Do you ever get the feeling you'd like to throttle someone, even though you know that technically, the person you want to throttle is not in the wrong? I saw this op-ed piece in last Sunday's Washington Post - from a guy who was issued a written warning for driving too slow on I-95. I think the cop who stopped the guy deserves a commendation... and the driver deserves a special place in Hell! (OK - maybe that's a bit harsh, but read on!)
Saving Gas Could Cost You Money
Sunday, June 22, 2008; B08
There have been a bunch of reports in the media lately, including a June 15 Business article, about "hypermilers": people who try to increase their miles per gallon by altering their driving habits.
I am a modestly committed hypermiler; I have a Honda Insight. It's rated 66 mpg highway, 60 city. Some hypermilers shoot for 100-plus mpg with their Insights. But I am happy to average 70 mpg.
I don't use some of the more controversial tactics:
· I don't roll through stop signs.
· I don't push my car down the hill to start it rolling.
· I don't tailgate tractor-trailers (well, not regularly).
· I confess to driving with a gentle foot, avoiding hard acceleration and hard braking.
Mostly I get my mileage just by slowing down a bit. It not only saves gas, but it's also what various Maryland State Police safety advisories and various eco-Web sites urge me to do.

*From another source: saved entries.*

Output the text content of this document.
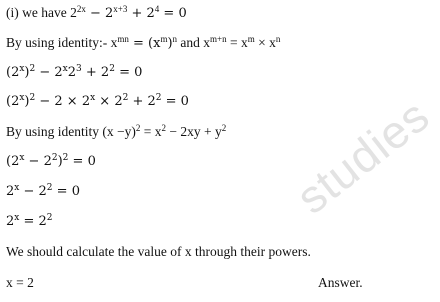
studies
(i) we have $2^{2x} - 2^{x+3} + 2^4 = 0$
By using identity:- $x^{mn} = (x^m)^n$ and $x^{m+n} = x^m \times x^n$
$(2^x)^2 - 2^x2^3 + 2^2 = 0$
$(2^x)^2 - 2 \times 2^x \times 2^2 + 2^2 = 0$
By using identity $(x -y)^2 = x^2 - 2xy + y^2$
$(2^x - 2^2)^2 = 0$
$2^x - 2^2 = 0$
$2^x = 2^2$
We should calculate the value of x through their powers.
x = 2	Answer.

Slowing down is touted as thrifty, patriotic and eco-friendly. Too bad it's also "criminal."
The other night I was on my way to pick up my wife at BWI Airport just after midnight. There was almost no traffic on Interstate 95. I was happily allowing the car to speed up to 65 mph or so going downhill, but not punching the gas going uphill until I got down to about 50 or 55 mph (like the speed pattern of loaded semi-trucks). All of this was going on in the far-right lane.
So what happened? Well, I was pulled over by a Maryland state trooper. After I came to a stop, I sat in my car for three or four minutes with the spotlight from the cruiser in my eyes. When he arrived at my window, the trooper announced that we were being videotaped. It sounded serious.
He asked me why I had been driving 50 mph.
I said, "Saving gas."
"Saving gas?" he repeated.
"Yes, sir," I said. "I'm getting 69 miles per gallon on this trip so far."
He asked me to tell him my address, which I did, while he compared it to the one on my license.
He went back to his patrol car for what seemed like five minutes. Later he came back, handing me a written traffic violation warning. On my "Violator's Copy," the violation specified was, "TRAVELING 50 MPH."
I could not believe it.
"You're giving me a ticket for driving 50?" I asked him.
"If you're going 10 miles under traffic, you're a danger," he said.
"I've heard of minimum required speeds of 40 and 45, but I've never heard of one at 50."
"You wouldn't believe how many drunk drivers I catch this way," he said.
I replied, "Well, I haven't been drinking."
He snorted, walked back to his patrol car and drove away.
I wish I'd gotten a ticket -- points, fines, things like that. At least then I could have argued it in court. This way I have no recourse.
It seems that to be a good American, I have to drive faster. I need to use more gas. Go figure.
I e-mailed the state police asking about laws relating to minimum speeds. No response. Maybe I should write to the governor or my state legislators. Or maybe I'll just drop it.
I got 70.3 mpg on the trip.
-- Glenn Conrad
Mr Conrad - whatever you do... PLEASE stay out of the left lane!